Uma sequência de fotos que, se passadas com rapidez como um flipbook, cria a imagem em movimento de uma senhora indo para o mar, enquanto a garotinha sai das águas em direção à câmera. Essas são as primeiras 75 páginas de “Fronteiras visíveis”, livro que retoma a parceria da fotógrafa Juliana Monteiro com o escritor João Anzanello Carrascoza. Em 2017, os dois lançaram “Catálogo de perdas”. O novo trabalho traz 70 fotos de Juliana e 14 contos de Carrascoza.

Não se trata, contudo, de um catálogo de fotos “ilustrado” por textos de Carrascoza, ou de um livro de contos com imagens capturadas por Juliana. “Fronteiras visíveis” é diferente, como se fosse duas obras – três, caso se considere o flipbook como outra narrativa. Obras distintas, mas que conversam entre si devido à sua temática.

 

As imagens já indicam, logo no início, que o ciclo da vida, em perpétuo movimento feito um uróboro de vidas e mortes, é o tema central. É como se as fotos mostrassem ao leitor que a mesma água que recebe a idosa oferece a criança de volta.

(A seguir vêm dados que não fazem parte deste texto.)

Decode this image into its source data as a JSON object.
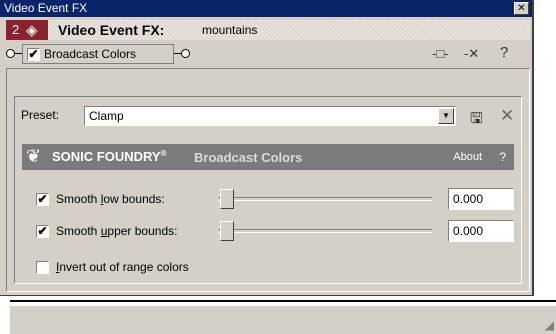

Avó e neta na praia em foto desfocada

Imagens deliberadamente desfocadas de idosa e criança remetem à passagem do tempo

Juliana Monteiro/divulgação

 

Sem foco

As imagens não são nítidas. Foram feitas com câmera analógica, em preto e branco, sem foco e com uma espécie de sujeira na tela. Dessa forma, a fotógrafa pretende mostrar que a vida nunca é translúcida e não há possibilidade de higienizá-la.

“Assim como a palavra é incapaz de dizer o que sentimos, a fotografia é incapaz de reproduzir o que vivemos”, diz Juliana. “Fotografia é texto, é criação, é construção do dizer. Precisa da referência de mundo para existir, mas se reconfigura a cada encontro com o leitor e com as suas fissuras”, acrescenta.

As duas mulheres fotografadas são a avó e a filha de Juliana. “Elas se transformam em marcos temporais, em personagens que demarcam as fronteiras da vida: a infância e o tempo de descobertas, a maturidade e o tempo de despedidas”, explica.

Marcos temporais também guiam as histórias de Carrascoza. Não à toa, os contos surgem em duplas, um sempre com contornos solares; o outro mais obscuro, não linear.

“Obviamente, não é um ‘O jogo da amarelinha’, mas tem a ideia de ondas”, afirma o escritor, referindo-se ao livro de Julio Cortázar. “E essas ondas, quando se misturam, formam o movimento da vida”.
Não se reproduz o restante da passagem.